Academic background
- Education: Columbia University (BA); Harvard University (PhD);

Academic work
- Discipline: Political science
- Institutions: Harvard University; California Institute of Technology; University of California, Los Angeles; Stanford University;

= Douglas Rivers =

American political scientist

Douglas Rivers is an American political scientist. He is Professor of Political Science at Stanford University and Senior Fellow at the Hoover Institution.
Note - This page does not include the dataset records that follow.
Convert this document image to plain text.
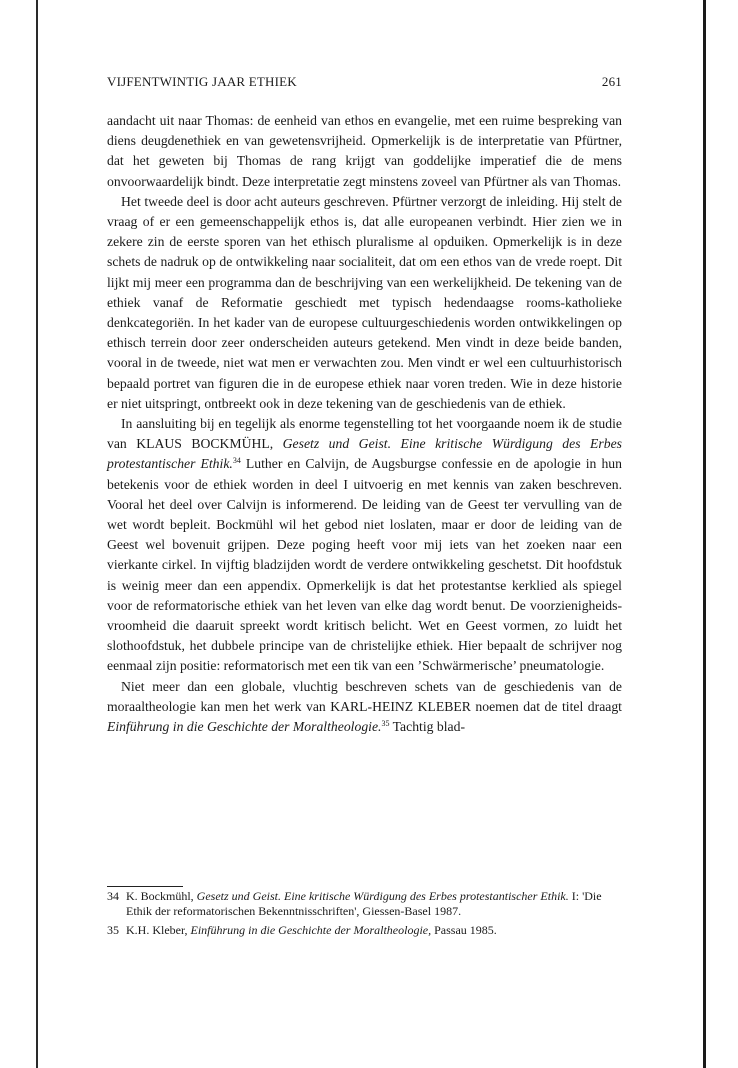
VIJFENTWINTIG JAAR ETHIEK	261

aandacht uit naar Thomas: de eenheid van ethos en evangelie, met een ruime bespreking van diens deugdenethiek en van gewetensvrijheid. Opmerkelijk is de interpretatie van Pfürtner, dat het geweten bij Thomas de rang krijgt van goddelijke imperatief die de mens onvoorwaardelijk bindt. Deze interpretatie zegt minstens zoveel van Pfürtner als van Thomas.

Het tweede deel is door acht auteurs geschreven. Pfürtner verzorgt de inleiding. Hij stelt de vraag of er een gemeenschappelijk ethos is, dat alle europeanen verbindt. Hier zien we in zekere zin de eerste sporen van het ethisch pluralisme al opduiken. Opmerkelijk is in deze schets de nadruk op de ontwikkeling naar socialiteit, dat om een ethos van de vrede roept. Dit lijkt mij meer een programma dan de beschrijving van een werkelijkheid. De tekening van de ethiek vanaf de Reformatie geschiedt met typisch hedendaagse rooms-katholieke denkcategoriën. In het kader van de europese cultuurgeschiedenis worden ontwikkelingen op ethisch terrein door zeer onderscheiden auteurs getekend. Men vindt in deze beide banden, vooral in de tweede, niet wat men er verwachten zou. Men vindt er wel een cultuurhistorisch bepaald portret van figuren die in de europese ethiek naar voren treden. Wie in deze historie er niet uitspringt, ontbreekt ook in deze tekening van de geschiedenis van de ethiek.

In aansluiting bij en tegelijk als enorme tegenstelling tot het voorgaande noem ik de studie van KLAUS BOCKMÜHL, Gesetz und Geist. Eine kritische Würdigung des Erbes protestantischer Ethik.$^{34}$ Luther en Calvijn, de Augsburgse confessie en de apologie in hun betekenis voor de ethiek worden in deel I uitvoerig en met kennis van zaken beschreven. Vooral het deel over Calvijn is informerend. De leiding van de Geest ter vervulling van de wet wordt bepleit. Bockmühl wil het gebod niet loslaten, maar er door de leiding van de Geest wel bovenuit grijpen. Deze poging heeft voor mij iets van het zoeken naar een vierkante cirkel. In vijftig bladzijden wordt de verdere ontwikkeling geschetst. Dit hoofdstuk is weinig meer dan een appendix. Opmerkelijk is dat het protestantse kerklied als spiegel voor de reformatorische ethiek van het leven van elke dag wordt benut. De voorzienigheids-vroomheid die daaruit spreekt wordt kritisch belicht. Wet en Geest vormen, zo luidt het slothoofdstuk, het dubbele principe van de christelijke ethiek. Hier bepaalt de schrijver nog eenmaal zijn positie: reformatorisch met een tik van een ’Schwärmerische’ pneumatologie.

Niet meer dan een globale, vluchtig beschreven schets van de geschiedenis van de moraaltheologie kan men het werk van KARL-HEINZ KLEBER noemen dat de titel draagt Einführung in die Geschichte der Moraltheologie.$^{35}$ Tachtig blad-

34 K. Bockmühl, Gesetz und Geist. Eine kritische Würdigung des Erbes protestantischer Ethik. I: 'Die Ethik der reformatorischen Bekenntnisschriften', Giessen-Basel 1987.
35 K.H. Kleber, Einführung in die Geschichte der Moraltheologie, Passau 1985.
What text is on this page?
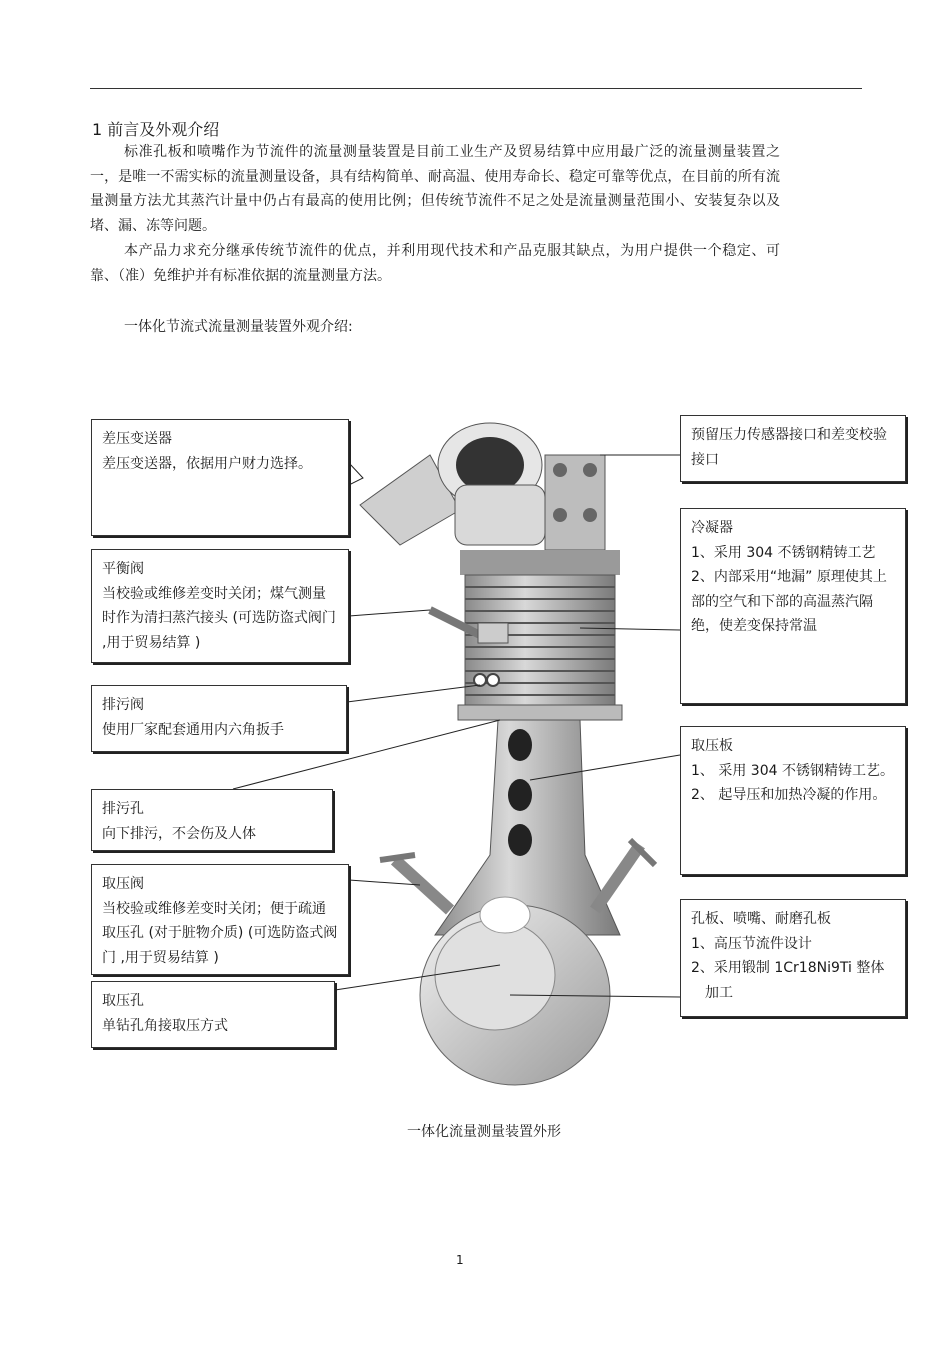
1 前言及外观介绍

标准孔板和喷嘴作为节流件的流量测量装置是目前工业生产及贸易结算中应用最广泛的流量测量装置之一，是唯一不需实标的流量测量设备，具有结构简单、耐高温、使用寿命长、稳定可靠等优点，在目前的所有流量测量方法尤其蒸汽计量中仍占有最高的使用比例；但传统节流件不足之处是流量测量范围小、安装复杂以及堵、漏、冻等问题。

本产品力求充分继承传统节流件的优点，并利用现代技术和产品克服其缺点，为用户提供一个稳定、可靠、（准）免维护并有标准依据的流量测量方法。

一体化节流式流量测量装置外观介绍:
差压变送器
差压变送器，依据用户财力选择。
平衡阀
当校验或维修差变时关闭；煤气测量时作为清扫蒸汽接头 (可选防盗式阀门 ,用于贸易结算 )
排污阀
使用厂家配套通用内六角扳手
排污孔
向下排污，不会伤及人体
取压阀
当校验或维修差变时关闭；便于疏通取压孔 (对于脏物介质) (可选防盗式阀门 ,用于贸易结算 )
取压孔
单钻孔角接取压方式
预留压力传感器接口和差变校验接口
冷凝器
1、采用 304 不锈钢精铸工艺
2、内部采用“地漏” 原理使其上部的空气和下部的高温蒸汽隔绝，使差变保持常温
取压板
1、 采用 304 不锈钢精铸工艺。
2、 起导压和加热冷凝的作用。
孔板、喷嘴、耐磨孔板
1、高压节流件设计
2、采用锻制 1Cr18Ni9Ti 整体加工
一体化流量测量装置外形
1
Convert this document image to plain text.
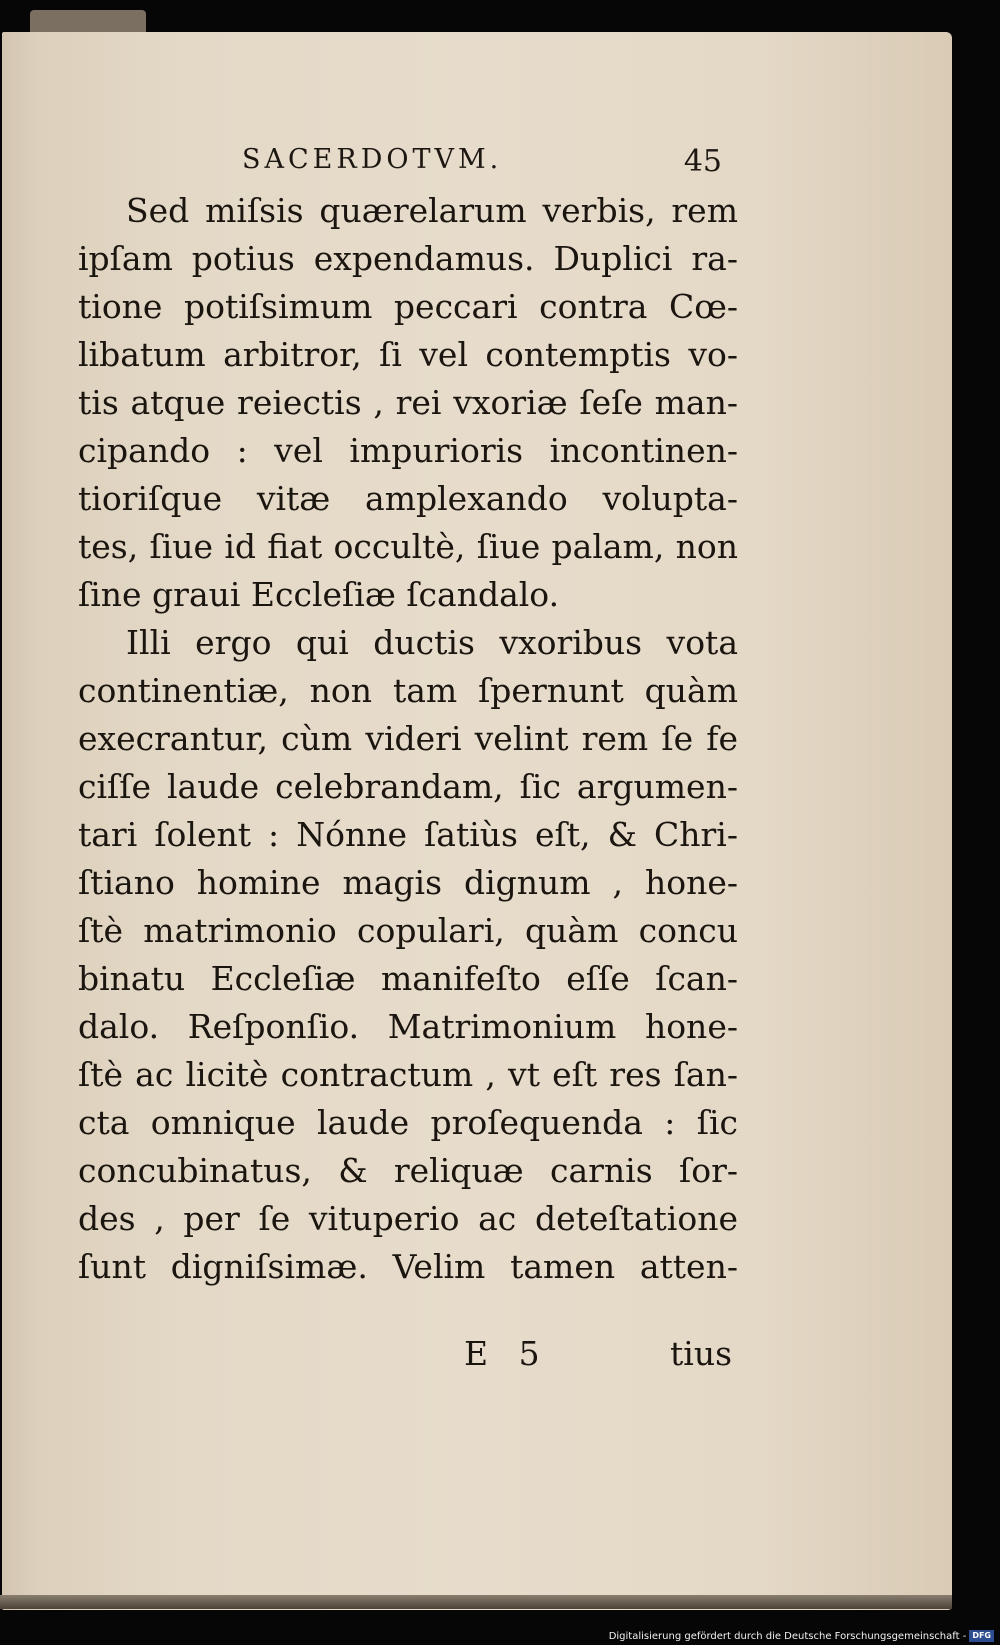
SACERDOTVM.	45
Sed miſsis quærelarum verbis, rem
ipſam potius expendamus. Duplici ra-
tione potiſsimum peccari contra Cœ-
libatum arbitror, ſi vel contemptis vo-
tis atque reiectis , rei vxoriæ ſeſe man-
cipando : vel impurioris incontinen-
tioriſque vitæ amplexando volupta-
tes, ſiue id fiat occultè, ſiue palam, non
ſine graui Eccleſiæ ſcandalo.
Illi ergo qui ductis vxoribus vota
continentiæ, non tam ſpernunt quàm
execrantur, cùm videri velint rem ſe fe
ciſſe laude celebrandam, ſic argumen-
tari ſolent : Nónne ſatiùs eſt, & Chri-
ſtiano homine magis dignum , hone-
ſtè matrimonio copulari, quàm concu
binatu Eccleſiæ manifeſto eſſe ſcan-
dalo. Reſponſio. Matrimonium hone-
ſtè ac licitè contractum , vt eſt res ſan-
cta omnique laude proſequenda : ſic
concubinatus, & reliquæ carnis ſor-
des , per ſe vituperio ac deteſtatione
ſunt digniſsimæ. Velim tamen atten-
E 5	tius
Digitalisierung gefördert durch die Deutsche Forschungsgemeinschaft - DFG
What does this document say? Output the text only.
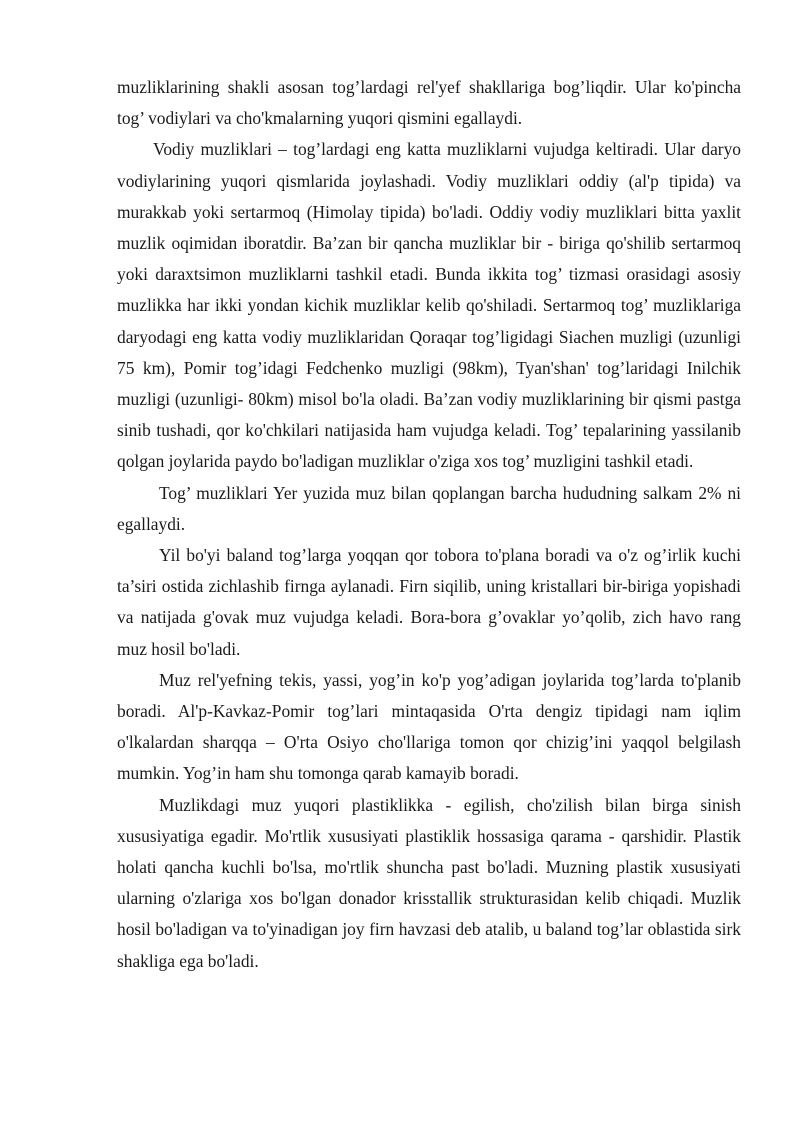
muzliklarining shakli asosan tog’lardagi rel'yef shakllariga bog’liqdir. Ular ko'pincha tog’ vodiylari va cho'kmalarning yuqori qismini egallaydi.

Vodiy muzliklari – tog’lardagi eng katta muzliklarni vujudga keltiradi. Ular daryo vodiylarining yuqori qismlarida joylashadi. Vodiy muzliklari oddiy (al'p tipida) va murakkab yoki sertarmoq (Himolay tipida) bo'ladi. Oddiy vodiy muzliklari bitta yaxlit muzlik oqimidan iboratdir. Ba’zan bir qancha muzliklar bir - biriga qo'shilib sertarmoq yoki daraxtsimon muzliklarni tashkil etadi. Bunda ikkita tog’ tizmasi orasidagi asosiy muzlikka har ikki yondan kichik muzliklar kelib qo'shiladi. Sertarmoq tog’ muzliklariga daryodagi eng katta vodiy muzliklaridan Qoraqar tog’ligidagi Siachen muzligi (uzunligi 75 km), Pomir tog’idagi Fedchenko muzligi (98km), Tyan'shan' tog’laridagi Inilchik muzligi (uzunligi- 80km) misol bo'la oladi. Ba’zan vodiy muzliklarining bir qismi pastga sinib tushadi, qor ko'chkilari natijasida ham vujudga keladi. Tog’ tepalarining yassilanib qolgan joylarida paydo bo'ladigan muzliklar o'ziga xos tog’ muzligini tashkil etadi.

Tog’ muzliklari Yer yuzida muz bilan qoplangan barcha hududning salkam 2% ni egallaydi.

Yil bo'yi baland tog’larga yoqqan qor tobora to'plana boradi va o'z og’irlik kuchi ta’siri ostida zichlashib firnga aylanadi. Firn siqilib, uning kristallari bir-biriga yopishadi va natijada g'ovak muz vujudga keladi. Bora-bora g’ovaklar yo’qolib, zich havo rang muz hosil bo'ladi.

Muz rel'yefning tekis, yassi, yog’in ko'p yog’adigan joylarida tog’larda to'planib boradi. Al'p-Kavkaz-Pomir tog’lari mintaqasida O'rta dengiz tipidagi nam iqlim o'lkalardan sharqqa – O'rta Osiyo cho'llariga tomon qor chizig’ini yaqqol belgilash mumkin. Yog’in ham shu tomonga qarab kamayib boradi.

Muzlikdagi muz yuqori plastiklikka - egilish, cho'zilish bilan birga sinish xususiyatiga egadir. Mo'rtlik xususiyati plastiklik hossasiga qarama - qarshidir. Plastik holati qancha kuchli bo'lsa, mo'rtlik shuncha past bo'ladi. Muzning plastik xususiyati ularning o'zlariga xos bo'lgan donador krisstallik strukturasidan kelib chiqadi. Muzlik hosil bo'ladigan va to'yinadigan joy firn havzasi deb atalib, u baland tog’lar oblastida sirk shakliga ega bo'ladi.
He also served as the president and CEO of YouGov/Polimetrix and is currently the global polling firm's chief scientist.

== Biography ==
Rivers received his B.A. from Columbia University in 1977 and Ph.D. from Harvard University in 1981. Before joining the Stanford faculty in 1989, he taught at Harvard University, Caltech, and University of California, Los Angeles.

In 1996, Rivers founded Preview Systems, a publicly trading maker of software for distributing and licensing music and software over the Internet.

He co-founded Knowledge Networks in 1998 to provide public opinion survey tools and access to very large and cost-effective panels to conduct survey experiments through the WebTV box, yielding an overall response rate that is higher than most polling firms. His company was contracted by CBS, NBC and USA Today to carry out surveys. He was named "executive of the year by the Research Business Report in 2000.

He founded the firm Polimetrix, which was acquired by YouGov in 2007, and has led the company's American business until 2011, when he was named chief scientist of YouGov.

Rivers was elected a fellow of the American Academy of Arts and Sciences in 2015. He is also a director of the Roper Center for Public Opinion Research and YouGov.